2022/8/25 JAK阻害剤を考える会 in 北九州
潰瘍性大腸炎治療における新規JAK阻害剤Filgotinib(ジセレカ)への期待
上記の演題で芦屋中央病院 病院長 櫻井 俊弘 先生がご司会をされ 福岡大学 消化器内科学 主任教授 平井 郁仁 先生が講演してくれました。
潰瘍性大腸炎の病態では核内のセカンドメッセンジャーはStat3, Stat6がメインです。
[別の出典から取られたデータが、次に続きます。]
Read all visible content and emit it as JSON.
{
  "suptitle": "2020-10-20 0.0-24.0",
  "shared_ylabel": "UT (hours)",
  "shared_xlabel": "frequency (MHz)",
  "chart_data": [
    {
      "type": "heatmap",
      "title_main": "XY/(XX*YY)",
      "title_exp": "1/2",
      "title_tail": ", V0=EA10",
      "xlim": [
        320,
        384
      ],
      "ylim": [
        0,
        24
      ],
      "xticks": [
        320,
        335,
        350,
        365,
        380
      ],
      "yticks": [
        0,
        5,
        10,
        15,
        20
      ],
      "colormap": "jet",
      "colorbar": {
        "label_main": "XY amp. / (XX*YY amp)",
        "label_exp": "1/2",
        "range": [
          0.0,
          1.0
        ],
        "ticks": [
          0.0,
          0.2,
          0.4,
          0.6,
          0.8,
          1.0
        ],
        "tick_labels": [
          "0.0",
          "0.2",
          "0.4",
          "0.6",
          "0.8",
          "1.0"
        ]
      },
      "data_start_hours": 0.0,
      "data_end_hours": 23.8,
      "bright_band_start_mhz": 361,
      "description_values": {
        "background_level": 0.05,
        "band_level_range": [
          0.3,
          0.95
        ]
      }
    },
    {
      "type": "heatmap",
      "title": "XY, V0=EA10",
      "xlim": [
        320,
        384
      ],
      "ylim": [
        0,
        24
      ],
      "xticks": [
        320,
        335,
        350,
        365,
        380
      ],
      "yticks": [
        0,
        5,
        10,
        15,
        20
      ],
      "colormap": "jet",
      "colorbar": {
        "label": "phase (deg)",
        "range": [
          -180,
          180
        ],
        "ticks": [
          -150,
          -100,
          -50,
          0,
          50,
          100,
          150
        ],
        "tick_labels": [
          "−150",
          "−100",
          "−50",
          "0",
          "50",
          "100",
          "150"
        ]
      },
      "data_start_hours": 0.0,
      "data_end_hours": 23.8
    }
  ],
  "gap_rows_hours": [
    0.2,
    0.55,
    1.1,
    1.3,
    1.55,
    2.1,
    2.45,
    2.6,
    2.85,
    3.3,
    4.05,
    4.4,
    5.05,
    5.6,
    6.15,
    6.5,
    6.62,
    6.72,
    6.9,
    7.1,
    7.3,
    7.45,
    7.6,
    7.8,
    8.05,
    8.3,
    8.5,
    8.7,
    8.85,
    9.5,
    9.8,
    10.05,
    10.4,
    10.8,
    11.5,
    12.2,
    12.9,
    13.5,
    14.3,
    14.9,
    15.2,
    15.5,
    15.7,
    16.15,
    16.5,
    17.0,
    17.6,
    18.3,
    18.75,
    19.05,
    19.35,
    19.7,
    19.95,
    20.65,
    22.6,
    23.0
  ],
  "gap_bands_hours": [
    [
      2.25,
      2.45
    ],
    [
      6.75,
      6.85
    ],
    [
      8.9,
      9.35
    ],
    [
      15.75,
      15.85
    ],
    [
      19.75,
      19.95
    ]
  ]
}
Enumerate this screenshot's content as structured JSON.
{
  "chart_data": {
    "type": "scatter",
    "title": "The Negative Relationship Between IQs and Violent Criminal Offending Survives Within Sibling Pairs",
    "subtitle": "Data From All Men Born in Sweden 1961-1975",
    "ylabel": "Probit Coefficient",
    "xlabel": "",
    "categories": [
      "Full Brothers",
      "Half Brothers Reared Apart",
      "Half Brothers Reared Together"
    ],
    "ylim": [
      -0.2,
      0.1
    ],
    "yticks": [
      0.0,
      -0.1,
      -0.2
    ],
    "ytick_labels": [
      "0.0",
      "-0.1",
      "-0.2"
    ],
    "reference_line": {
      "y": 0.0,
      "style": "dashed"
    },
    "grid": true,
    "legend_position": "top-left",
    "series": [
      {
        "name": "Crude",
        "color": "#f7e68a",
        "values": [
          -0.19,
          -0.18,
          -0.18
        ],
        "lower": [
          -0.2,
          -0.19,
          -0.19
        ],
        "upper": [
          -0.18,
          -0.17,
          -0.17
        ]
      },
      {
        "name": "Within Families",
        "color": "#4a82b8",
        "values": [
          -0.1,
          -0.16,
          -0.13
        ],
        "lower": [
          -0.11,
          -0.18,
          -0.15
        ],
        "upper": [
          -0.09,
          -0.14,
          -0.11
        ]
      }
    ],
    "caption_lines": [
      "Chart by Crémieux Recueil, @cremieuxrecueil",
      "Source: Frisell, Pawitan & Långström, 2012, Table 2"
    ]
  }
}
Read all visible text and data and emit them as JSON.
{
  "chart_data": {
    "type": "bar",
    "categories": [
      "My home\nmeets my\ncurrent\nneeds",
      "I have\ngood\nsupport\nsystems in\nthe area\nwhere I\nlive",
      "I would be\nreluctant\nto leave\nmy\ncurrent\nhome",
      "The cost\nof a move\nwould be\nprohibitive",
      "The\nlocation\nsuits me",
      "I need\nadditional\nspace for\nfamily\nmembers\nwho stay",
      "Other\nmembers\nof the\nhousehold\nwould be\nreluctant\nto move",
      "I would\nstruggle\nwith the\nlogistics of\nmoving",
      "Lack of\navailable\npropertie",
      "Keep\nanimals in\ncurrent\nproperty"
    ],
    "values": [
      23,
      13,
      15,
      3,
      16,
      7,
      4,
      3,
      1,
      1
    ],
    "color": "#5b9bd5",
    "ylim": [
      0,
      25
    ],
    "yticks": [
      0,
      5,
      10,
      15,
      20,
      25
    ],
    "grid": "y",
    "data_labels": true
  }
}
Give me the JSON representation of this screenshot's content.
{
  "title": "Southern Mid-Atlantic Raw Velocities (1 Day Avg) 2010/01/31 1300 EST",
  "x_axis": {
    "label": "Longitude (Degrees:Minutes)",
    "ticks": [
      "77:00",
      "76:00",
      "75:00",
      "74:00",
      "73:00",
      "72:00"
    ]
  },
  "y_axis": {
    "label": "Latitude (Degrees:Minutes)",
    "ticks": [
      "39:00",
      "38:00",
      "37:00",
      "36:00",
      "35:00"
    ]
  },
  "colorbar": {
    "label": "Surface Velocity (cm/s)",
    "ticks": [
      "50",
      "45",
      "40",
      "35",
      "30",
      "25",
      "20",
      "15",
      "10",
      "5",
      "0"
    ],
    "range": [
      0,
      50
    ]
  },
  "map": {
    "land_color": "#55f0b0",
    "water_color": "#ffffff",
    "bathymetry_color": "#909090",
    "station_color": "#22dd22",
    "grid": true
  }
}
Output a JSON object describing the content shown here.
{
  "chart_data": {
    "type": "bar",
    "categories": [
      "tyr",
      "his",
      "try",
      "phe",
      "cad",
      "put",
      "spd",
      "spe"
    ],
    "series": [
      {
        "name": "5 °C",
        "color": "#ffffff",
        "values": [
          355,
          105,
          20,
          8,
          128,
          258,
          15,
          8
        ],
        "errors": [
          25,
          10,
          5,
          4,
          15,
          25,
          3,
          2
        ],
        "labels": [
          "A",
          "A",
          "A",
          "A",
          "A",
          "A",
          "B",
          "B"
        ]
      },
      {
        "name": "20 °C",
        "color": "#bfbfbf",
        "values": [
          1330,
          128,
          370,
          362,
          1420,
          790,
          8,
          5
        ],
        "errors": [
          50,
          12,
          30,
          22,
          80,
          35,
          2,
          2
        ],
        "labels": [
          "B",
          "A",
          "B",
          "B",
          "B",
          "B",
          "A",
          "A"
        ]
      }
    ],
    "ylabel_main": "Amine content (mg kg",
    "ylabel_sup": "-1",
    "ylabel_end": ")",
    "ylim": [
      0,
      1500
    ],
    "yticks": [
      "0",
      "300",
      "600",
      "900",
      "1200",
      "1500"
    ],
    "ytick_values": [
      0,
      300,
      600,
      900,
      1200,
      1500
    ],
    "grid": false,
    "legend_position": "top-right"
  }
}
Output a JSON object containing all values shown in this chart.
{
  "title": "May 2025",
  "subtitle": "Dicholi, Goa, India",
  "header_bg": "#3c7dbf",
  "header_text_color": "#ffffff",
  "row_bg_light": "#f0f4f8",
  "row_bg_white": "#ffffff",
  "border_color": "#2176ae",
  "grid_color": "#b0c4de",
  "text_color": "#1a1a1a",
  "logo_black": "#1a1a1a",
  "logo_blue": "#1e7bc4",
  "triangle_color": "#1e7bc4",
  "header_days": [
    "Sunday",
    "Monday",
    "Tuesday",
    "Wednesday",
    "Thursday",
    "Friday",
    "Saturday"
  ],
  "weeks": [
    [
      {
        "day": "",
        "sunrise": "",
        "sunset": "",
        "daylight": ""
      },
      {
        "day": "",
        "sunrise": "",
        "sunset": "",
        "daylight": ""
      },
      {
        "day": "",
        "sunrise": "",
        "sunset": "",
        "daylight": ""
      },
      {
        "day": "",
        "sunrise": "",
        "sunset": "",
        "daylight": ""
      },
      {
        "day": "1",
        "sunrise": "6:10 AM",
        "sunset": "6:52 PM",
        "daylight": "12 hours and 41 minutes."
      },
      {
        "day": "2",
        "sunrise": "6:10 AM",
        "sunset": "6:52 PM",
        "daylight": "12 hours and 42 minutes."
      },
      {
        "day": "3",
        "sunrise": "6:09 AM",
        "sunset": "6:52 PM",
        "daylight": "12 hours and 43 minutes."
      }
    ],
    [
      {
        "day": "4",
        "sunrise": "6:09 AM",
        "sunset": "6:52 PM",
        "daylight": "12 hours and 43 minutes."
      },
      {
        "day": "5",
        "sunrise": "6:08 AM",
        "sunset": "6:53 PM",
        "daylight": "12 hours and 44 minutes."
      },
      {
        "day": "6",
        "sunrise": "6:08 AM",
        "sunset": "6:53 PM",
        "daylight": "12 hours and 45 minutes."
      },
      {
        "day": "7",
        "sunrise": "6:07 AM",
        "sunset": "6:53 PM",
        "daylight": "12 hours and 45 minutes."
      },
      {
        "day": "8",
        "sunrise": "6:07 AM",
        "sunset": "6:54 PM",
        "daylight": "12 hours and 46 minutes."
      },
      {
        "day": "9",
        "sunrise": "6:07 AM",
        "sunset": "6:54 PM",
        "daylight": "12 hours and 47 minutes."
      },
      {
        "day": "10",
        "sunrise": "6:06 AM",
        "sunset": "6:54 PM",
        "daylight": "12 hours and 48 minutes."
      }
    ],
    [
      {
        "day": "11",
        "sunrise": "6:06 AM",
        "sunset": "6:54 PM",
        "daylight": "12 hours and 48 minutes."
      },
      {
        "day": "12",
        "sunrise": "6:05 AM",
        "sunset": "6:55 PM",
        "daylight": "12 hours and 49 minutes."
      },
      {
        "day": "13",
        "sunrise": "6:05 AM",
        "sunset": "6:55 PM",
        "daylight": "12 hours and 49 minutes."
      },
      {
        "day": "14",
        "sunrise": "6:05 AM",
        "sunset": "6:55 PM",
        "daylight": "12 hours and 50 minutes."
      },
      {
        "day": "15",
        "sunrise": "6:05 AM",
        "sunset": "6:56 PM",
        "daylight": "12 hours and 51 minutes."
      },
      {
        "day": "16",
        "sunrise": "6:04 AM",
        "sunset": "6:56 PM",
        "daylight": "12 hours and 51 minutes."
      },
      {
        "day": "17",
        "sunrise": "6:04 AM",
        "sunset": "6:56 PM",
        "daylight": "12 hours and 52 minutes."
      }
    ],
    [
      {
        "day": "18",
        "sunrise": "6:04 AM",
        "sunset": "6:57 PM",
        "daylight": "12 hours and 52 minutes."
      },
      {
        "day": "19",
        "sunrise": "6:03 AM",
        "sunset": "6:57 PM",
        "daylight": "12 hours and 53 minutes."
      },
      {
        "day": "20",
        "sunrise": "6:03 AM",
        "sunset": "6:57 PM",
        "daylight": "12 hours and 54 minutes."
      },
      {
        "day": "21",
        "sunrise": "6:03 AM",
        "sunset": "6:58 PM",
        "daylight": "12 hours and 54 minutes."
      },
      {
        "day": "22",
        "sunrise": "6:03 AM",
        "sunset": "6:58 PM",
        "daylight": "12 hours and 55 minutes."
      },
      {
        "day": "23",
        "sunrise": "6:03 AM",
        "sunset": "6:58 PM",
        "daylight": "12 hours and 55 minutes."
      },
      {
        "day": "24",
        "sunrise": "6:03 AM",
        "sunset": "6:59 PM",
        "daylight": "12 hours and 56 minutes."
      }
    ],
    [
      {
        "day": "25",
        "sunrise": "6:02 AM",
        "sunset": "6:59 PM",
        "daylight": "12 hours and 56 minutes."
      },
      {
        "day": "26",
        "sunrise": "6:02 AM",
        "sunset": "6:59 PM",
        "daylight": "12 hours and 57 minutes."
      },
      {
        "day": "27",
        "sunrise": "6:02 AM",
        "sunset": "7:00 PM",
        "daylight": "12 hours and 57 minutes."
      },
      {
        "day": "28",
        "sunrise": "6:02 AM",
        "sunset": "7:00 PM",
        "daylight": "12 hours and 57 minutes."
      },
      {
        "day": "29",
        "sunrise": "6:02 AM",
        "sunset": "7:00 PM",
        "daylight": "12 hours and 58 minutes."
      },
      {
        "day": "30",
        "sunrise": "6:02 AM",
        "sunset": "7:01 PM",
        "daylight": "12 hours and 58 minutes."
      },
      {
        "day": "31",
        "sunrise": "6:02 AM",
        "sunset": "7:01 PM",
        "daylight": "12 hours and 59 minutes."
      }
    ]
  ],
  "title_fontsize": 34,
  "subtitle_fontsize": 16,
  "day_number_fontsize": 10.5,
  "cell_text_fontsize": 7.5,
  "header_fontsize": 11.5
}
オンコスタチンMの高発現は抗TNFα抗体の抵抗性と関連しています。
バイオ製剤は投与により免疫原性をきたすことがあるので投与開始すると中止しにくいですが経口剤は比較的中止し 再開しやすいのが良い点です。治験の成績においても1回目の投与で有効になったのち中止後に 再燃し再投与しても同様の有効性が得られます。投与開始後 症状や採血データなど何か一つでも改善があれば3ヶ月程度治療を継続して有効性を判断します。これまでの研究結果から ジセレカはバイオ1剤または1種類までは有効性が高いですが バイオ2剤以上または2種類以上使用後に投与しても効果が落ちます。潰瘍性大腸炎に関連した関節痛にもよく効きます。重症度は中等症までで 他剤で完全に寛解導入できず ぐずついている患者さんに変更して投与するとよいでしょう。ゼルヤンツは重症例や他剤無効例にも効果を発揮することがあります。帯状疱疹や深部静脈血栓はゼルヤンツほどではありませんが少し増加します。